Other options include radishes, beets, carrots and herbs.

Seeds, soil and pots (or containers)

To get started, you need a supply of seeds, planting soil and containers to hold your seedlings and plants in.

But a lot of the equipment you need to start your garden can be sourced from around your house already.

“The really important things to start with are seeds and potting soil. You can be creative with containers with what’s around the house, like an egg carton or yogurt containers for a container to start,” Hoidal said. She added that you should add holes to the bottom of the container to let water flow through. Use an old baking sheet under your containers to catch any water that flows through.

The most important equipment to spend money on is potting soil. Dirt from your yard or an outside source could have insects or diseases that could kill the seed before it can grow.

For seeds, you can order through seed catalogs, but Weisenhorn added that another easy option is to collect seeds from the food you’re already eating.

“You can open up a bell pepper and take the seeds out and plant the seeds. If you want to grow tomatoes, you take the seeds out, wash off the slimey stuff around it, then dry them. That can be limiting, depending on vegetables you can buy right now, but you can try it,” Weisenhorn said. “Otherwise, feel free to order seeds.”

Seed catalogs can help provide information on what plants are in season right now, but some are limiting their orders due to high demand. A little extra research should provide options for seeds, but some hardware stores offer seed packets for various veggies and flowers as well. Local growing groups may also have seed libraries to help you start.

It might be a challenge to buy soil or other equipment while social distancing, but both Weisenhorn and Hoidal said a few local greenhouses and gardening suppliers offer curbside pick-up.

And even if you’re not comfortable with starting from seeds, plenty of greenhouses and nurseries offer transplant plants.

Where to start growing

Once you’ve planted your seeds in their containers with potting soil, keep the seeds in a room with a south-facing window. If your residence doesn’t have a south-facing window, you can supplement the sun with a grow light, or use a small florescent bulb lamp.

Hoidal added that another option is to have a heat mat to help keep the soil warm while the seeds start to germinate. You can also cover the seeds with clear plastic in a warm room to create a miniature greenhouse effect and help the seeds start.

You can also pick a crop that has a cooler growing season, like lettuce or radishes, because they tend to do better with less light.

Depending on the seeds, once they start to grow, they need about 15 hours of bright light to keep growing, Weisenhorn said.

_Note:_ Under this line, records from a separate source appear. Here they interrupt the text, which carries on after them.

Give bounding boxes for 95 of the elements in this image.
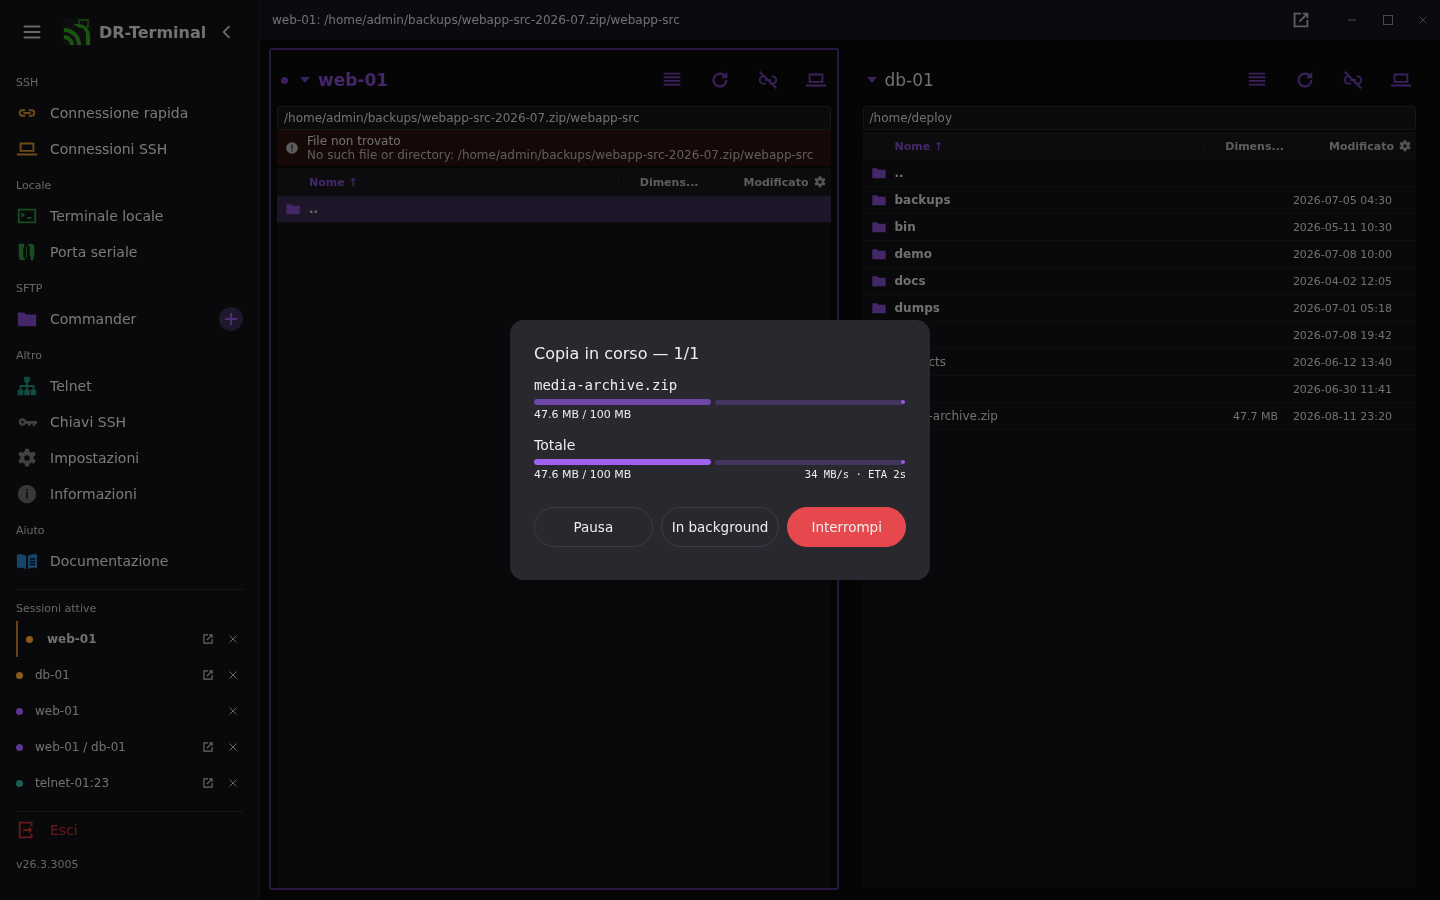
nav-item[interactable]: Telnet [16, 368, 243, 404]
file-name: backups [894, 193, 951, 207]
window-title: web-01: /home/admin/backups/webapp-src-2026-07.zip/webapp-src [272, 13, 681, 27]
nav-item[interactable]: Chiavi SSH [16, 404, 243, 440]
modified-date: 2026-06-12 13:40 [1292, 355, 1392, 369]
folder-icon [870, 192, 887, 208]
file-name: docs [894, 274, 926, 288]
external-link-icon[interactable] [201, 776, 215, 790]
file-row[interactable]: .. [862, 160, 1416, 187]
settings-icon[interactable] [1398, 139, 1412, 153]
close-icon[interactable] [1418, 15, 1428, 25]
file-row[interactable]: .. [277, 196, 831, 223]
file-row[interactable]: demo 2026-07-08 10:00 [862, 241, 1416, 268]
nav-item[interactable]: Documentazione [16, 543, 243, 579]
unlink-icon[interactable] [756, 69, 779, 91]
folder-icon [870, 300, 887, 316]
section-heading: SSH [16, 76, 40, 89]
session-item[interactable]: telnet-01:23 [16, 765, 243, 801]
total-label: Totale [534, 437, 577, 453]
modified-date: 2026-08-11 23:20 [1292, 409, 1392, 423]
network-icon [16, 375, 38, 397]
transfer-rate: 34 MB/s · ETA 2s [804, 468, 906, 480]
external-link-icon[interactable] [201, 740, 215, 754]
external-link-icon[interactable] [201, 668, 215, 682]
column-header[interactable]: Modificato [1294, 139, 1398, 153]
dropdown-icon[interactable] [866, 77, 877, 83]
file-name: demo [894, 247, 932, 261]
file-name: dumps [894, 301, 940, 315]
nav-item[interactable]: Terminale locale [16, 198, 243, 234]
section-heading: Aiuto [16, 524, 46, 537]
progress-reading: 47.6 MB / 100 MB [534, 408, 633, 421]
session-item[interactable]: web-01 [16, 621, 243, 657]
settings-icon[interactable] [812, 175, 827, 189]
section-heading: SFTP [16, 282, 44, 295]
nav-item[interactable]: Informazioni [16, 476, 243, 512]
warning-icon [285, 141, 299, 155]
section-heading: Altro [16, 349, 43, 362]
info-icon [16, 483, 38, 505]
gear-icon [16, 447, 38, 469]
add-icon[interactable] [219, 307, 243, 331]
column-header[interactable]: Modificato [708, 175, 813, 189]
close-icon[interactable] [227, 741, 239, 753]
folder-icon [870, 219, 887, 235]
nav-item[interactable]: Impostazioni [16, 440, 243, 476]
column-header[interactable]: Dimens... [617, 175, 709, 189]
file-row[interactable]: backups 2026-07-05 04:30 [862, 187, 1416, 214]
close-icon[interactable] [227, 705, 239, 717]
session-item[interactable]: web-01 / db-01 [16, 729, 243, 765]
section-heading: Locale [16, 179, 53, 192]
close-icon[interactable] [227, 669, 239, 681]
maximize-icon[interactable] [1382, 14, 1394, 26]
folder-icon [870, 246, 887, 262]
nav-item[interactable]: Commander [16, 301, 219, 337]
file-name: .. [894, 166, 904, 180]
stop-button[interactable]: Interrompi [787, 507, 906, 547]
error-message: No such file or directory: /home/admin/backups/webapp-src-2026-07.zip/webapp-src [307, 148, 814, 162]
version-label: v26.3.3005 [16, 858, 80, 871]
app-title: DR-Terminal [99, 22, 208, 42]
folder-icon [870, 165, 887, 181]
file-name: media-archive.zip [534, 377, 679, 393]
modified-date: 2026-04-02 12:05 [1292, 274, 1392, 288]
nav-item[interactable]: Connessione rapida [16, 95, 243, 131]
host-name[interactable]: db-01 [884, 70, 934, 90]
section-heading: Sessioni attive [16, 602, 98, 615]
path-field[interactable]: /home/admin/backups/webapp-src-2026-07.zip/webapp-src [277, 106, 831, 130]
path-field[interactable]: /home/deploy [862, 106, 1416, 130]
file-name: -archive.zip [928, 409, 998, 423]
logo-icon [63, 18, 91, 46]
file-size: 47.7 MB [1232, 409, 1278, 423]
unlink-icon[interactable] [1342, 69, 1364, 91]
modified-date: 2026-05-11 10:30 [1292, 220, 1392, 234]
modified-date: 2026-07-01 05:18 [1292, 301, 1392, 315]
modified-date: 2026-07-08 10:00 [1292, 247, 1392, 261]
file-name: bin [894, 220, 916, 234]
file-name: .. [309, 202, 319, 216]
modified-date: 2026-06-30 11:41 [1292, 382, 1392, 396]
column-header[interactable]: Dimens... [1203, 139, 1294, 153]
external-link-icon[interactable] [201, 632, 215, 646]
modified-date: 2026-07-08 19:42 [1292, 328, 1392, 342]
session-item[interactable]: db-01 [16, 657, 243, 693]
error-title: File non trovato [307, 134, 402, 148]
file-row[interactable]: docs 2026-04-02 12:05 [862, 268, 1416, 295]
close-icon[interactable] [227, 633, 239, 645]
close-icon[interactable] [227, 777, 239, 789]
file-row[interactable]: bin 2026-05-11 10:30 [862, 214, 1416, 241]
progress-reading: 47.6 MB / 100 MB [534, 468, 632, 481]
dropdown-icon[interactable] [300, 77, 310, 83]
session-item[interactable]: web-01 [16, 693, 243, 729]
dialog-title: Copia in corso — 1/1 [534, 344, 701, 363]
nav-item[interactable]: Porta seriale [16, 234, 243, 270]
folder-icon [285, 201, 301, 217]
active-dot [281, 76, 288, 84]
modified-date: 2026-07-05 04:30 [1292, 193, 1392, 207]
nav-item[interactable]: Connessioni SSH [16, 131, 243, 167]
folder-icon [870, 273, 887, 289]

Then if you have the space available, you can move your plants outside sometime after the last frost day in your area, which is different depending on where you live. Farther south in Minnesota, it could be as early as May 10. Farther north it could be closer to the last day of May.

Around that time, Weisenhorn suggests acclimating the seedlings your growing to the outdoor climate. Take them outdoors during the day in the sun, and bring them back indoors at night for about a week.

You’ll want to wait for the soil to be dry enough where it crumbles and breaks into small clumps in your hand before moving the plants to their outdoor home. Hoidal suggests testing your soil to understand what your soil may need in fertilizer or treatment.

Looking to learn more?

Both Weisenhorn and Hoidal write for the University of Minnesota Extention Yard and Garden blog, and the Extension also has a YouTube channel for the yard and garden needs.

You might also want to reach out to a local master gardener for your county for advice on how to get started. You can call the master gardener main phone line at 612-301-7590, or visit their website.

Are you growing something this spring? Here’s what you shared with us

Of course, I am! Tomatoes and peppers, beans and a few different herbs. Even back when I lived in an apartment, I grew at least one tomato in a bucket out on the balcony. Nothing you'd buy at the grocery store tastes like a fully ripe, fresh-picked tomato. Now I buy, trade or save seeds from heirlooms and other special varieties you can't buy from a store. ~Diane from Lauderdale, Minn.